The most common form of risk assessment in conservation biology is population viability analysis (PVA),
which examines and analyzes the interacting factors that
place a population or species at risk ( Boyce 1992; Burgman et al. 1993). The limitations of PVA are increasingly
appreciated, and criticisms span the entire scope of its
applications (Caughley & Gunn 1996; Mills et al. 1996;
Beissinger & Westphal 1998; Reed et al. 1998). The statistical nature of many processes, particularly environmental factors that affect population demography and
that are usually modeled as stochastic “noise,” are poorly
understood ( Vose 2000). In addition, many models are
too simplistic. For example, many generic PVA programs omit potentially important autoecological features
of subject populations, such as social structure, reproductive suppression, and spatial factors (Mills et al.
1996; Beissinger & Westphal 1998; Reed et al. 1998; but
see Vucetich et al. 1997; Vucetich & Creel 1999).

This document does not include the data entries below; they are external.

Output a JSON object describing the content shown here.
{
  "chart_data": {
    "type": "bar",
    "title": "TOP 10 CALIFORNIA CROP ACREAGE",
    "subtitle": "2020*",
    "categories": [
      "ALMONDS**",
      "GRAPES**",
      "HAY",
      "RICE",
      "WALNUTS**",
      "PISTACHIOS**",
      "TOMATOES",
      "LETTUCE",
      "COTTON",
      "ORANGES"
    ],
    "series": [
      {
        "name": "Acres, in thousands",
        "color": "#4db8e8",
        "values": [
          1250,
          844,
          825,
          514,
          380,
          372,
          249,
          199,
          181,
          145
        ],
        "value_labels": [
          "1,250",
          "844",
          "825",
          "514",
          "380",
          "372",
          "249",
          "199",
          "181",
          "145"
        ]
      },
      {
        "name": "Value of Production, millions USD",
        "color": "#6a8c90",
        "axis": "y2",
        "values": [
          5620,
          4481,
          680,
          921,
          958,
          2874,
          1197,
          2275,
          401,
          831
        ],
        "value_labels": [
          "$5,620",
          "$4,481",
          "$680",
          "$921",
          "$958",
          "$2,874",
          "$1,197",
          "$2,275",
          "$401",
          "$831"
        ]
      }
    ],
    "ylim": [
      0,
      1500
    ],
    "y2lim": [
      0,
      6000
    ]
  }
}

Population viability analysis programs also frequently
omit a variety of extrinsic factors. The effect of disease is
a striking example of such an omission, despite a growing appreciation of its threat to many populations (e.g.,
May 1988; Thorne & Williams 1988; Murray et al. 1999;
Daszak et al. 2000). Instigating proactive disease management obviously is desirable, but it is difficult to identify the risk factors for pathogen invasion, spread, and effect. Indeed there is a general lack of objective or
quantitative decision-making tools available to assess dis-
ease risk, establish guidelines for instigating disease
management, or evaluate management effects on population processes.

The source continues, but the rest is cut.